The surgeon who treated her says the misdiagnosis happened after a laboratory worker at Medlab Dental, in Dunedin, dropped two samples on the floor and mixed them up.
University Pro-Vice Chancellor health sciences and faculty of medicine dean Prof Peter Crampton said the pathology laboratory was part of the University of Otago Dental Hospital.
"The patient was contacted very soon after the incident was discovered, and we offered a full apology at that time,'' Prof Crampton said.
"We have taken this incident very seriously, and have already taken all appropriate measures to minimise the likelihood of any such incidents occurring again.''
Last month, Southern Community Laboratories in Dunedin apologised to an Otago woman who had a mastectomy by mistake earlier this year, after her breast biopsy specimen was swapped with another.

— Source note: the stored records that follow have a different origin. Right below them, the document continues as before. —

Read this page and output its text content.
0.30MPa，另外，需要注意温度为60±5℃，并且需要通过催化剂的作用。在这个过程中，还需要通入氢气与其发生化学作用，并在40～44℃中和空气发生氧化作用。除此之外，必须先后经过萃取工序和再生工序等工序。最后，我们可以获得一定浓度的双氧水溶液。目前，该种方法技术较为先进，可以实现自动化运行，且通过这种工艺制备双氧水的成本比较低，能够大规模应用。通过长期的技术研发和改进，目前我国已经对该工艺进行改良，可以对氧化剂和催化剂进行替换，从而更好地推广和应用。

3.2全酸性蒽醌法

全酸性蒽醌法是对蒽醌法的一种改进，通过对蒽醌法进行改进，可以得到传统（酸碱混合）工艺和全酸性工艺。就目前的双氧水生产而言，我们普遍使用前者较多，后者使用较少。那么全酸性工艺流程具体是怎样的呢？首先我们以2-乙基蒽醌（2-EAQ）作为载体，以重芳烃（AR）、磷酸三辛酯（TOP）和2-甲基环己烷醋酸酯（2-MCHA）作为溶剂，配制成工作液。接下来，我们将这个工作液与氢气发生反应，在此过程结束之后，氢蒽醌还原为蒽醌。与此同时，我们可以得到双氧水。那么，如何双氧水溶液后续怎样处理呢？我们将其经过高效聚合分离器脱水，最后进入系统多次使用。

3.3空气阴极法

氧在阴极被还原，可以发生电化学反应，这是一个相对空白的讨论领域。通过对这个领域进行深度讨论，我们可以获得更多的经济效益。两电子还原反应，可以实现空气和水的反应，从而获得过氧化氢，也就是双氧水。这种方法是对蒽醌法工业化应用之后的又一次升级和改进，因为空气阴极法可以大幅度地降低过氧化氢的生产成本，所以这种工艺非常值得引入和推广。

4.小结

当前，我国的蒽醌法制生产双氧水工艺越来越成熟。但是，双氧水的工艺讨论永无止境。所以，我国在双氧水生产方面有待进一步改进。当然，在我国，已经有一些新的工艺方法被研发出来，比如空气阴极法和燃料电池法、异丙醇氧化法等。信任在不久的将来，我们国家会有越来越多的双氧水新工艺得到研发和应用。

The switch resulted in a false clearance for the other Otago woman.
In the latest case, Nelson oral surgeon Dr Iain Wilson said his 63-year-old patient suffered facial swelling and sinus infections after having a tooth implant last year.
Dr Wilson took an oral biopsy sample, which was sent to Medlab Dental and tested for cancer.

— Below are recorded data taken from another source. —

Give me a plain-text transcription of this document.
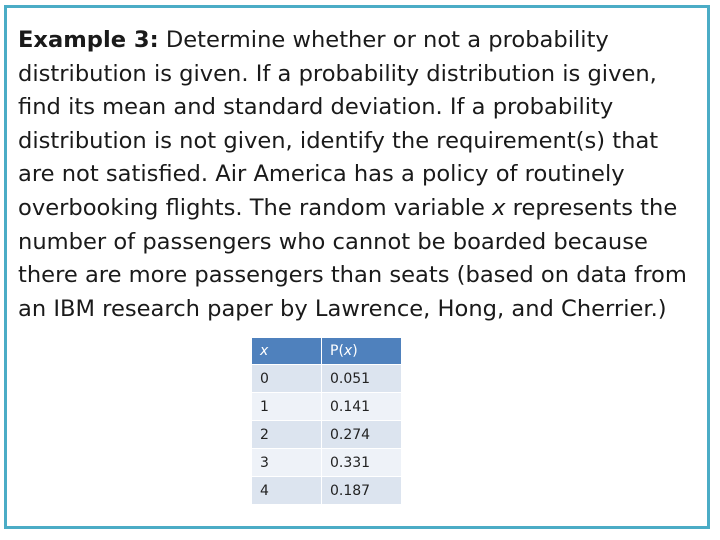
Example 3: Determine whether or not a probability
distribution is given. If a probability distribution is given,
find its mean and standard deviation. If a probability
distribution is not given, identify the requirement(s) that
are not satisfied. Air America has a policy of routinely
overbooking flights. The random variable x represents the
number of passengers who cannot be boarded because
there are more passengers than seats (based on data from
an IBM research paper by Lawrence, Hong, and Cherrier.)

x	P(x)
0	0.051
1	0.141
2	0.274
3	0.331
4	0.187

The results were positive and the woman underwent a hemimaxillectomy to remove the right side of her upper jaw.
Bone and artery veins were taken from her lower leg and used to reconstruct the woman's jaw, Dr Wilson said.
"Her donor wound site got infected and she had difficulty walking,'' Dr Wilson said.
She was later told that tissue taken during the surgery showed no sign of cancer and her initial specimens had been swapped with another patient after the pathologist accidentally dropped her test pot.
"I am being asked to believe two samples were being processed simultaneously and the pots were simultaneously dropped,'' Dr Wilson said.
"I can't for the life of me understand how you can get tissue samples mixed up,'' he said.
"I am astonished and horrified by these lab mix-ups.''
He said the case was before the Health and Disability Commission and the patient had consulted a lawyer about compensation.
She was the sixth woman the Herald on Sunday had discovered to be affected by errors made in pathology laboratories since it started an investigation a month ago.
A senior pathologist said more mistakes were inevitable if pathology processes and funding structures continue to lag behind international standards.
Auckland senior surgical pathologist Tony Bierre claimed cancer pathology was in the midst of a crisis and urgent action was needed to prevent further errors which had life-changing consequences for patients.
Associate Health Minister Jo Goodhew said last week the Government had extended its inquiry into botched biopsies to cover all laboratory processes relating to biopsies.
The original inquiry followed revelations that at least three women had breasts removed after wrong cancer diagnoses.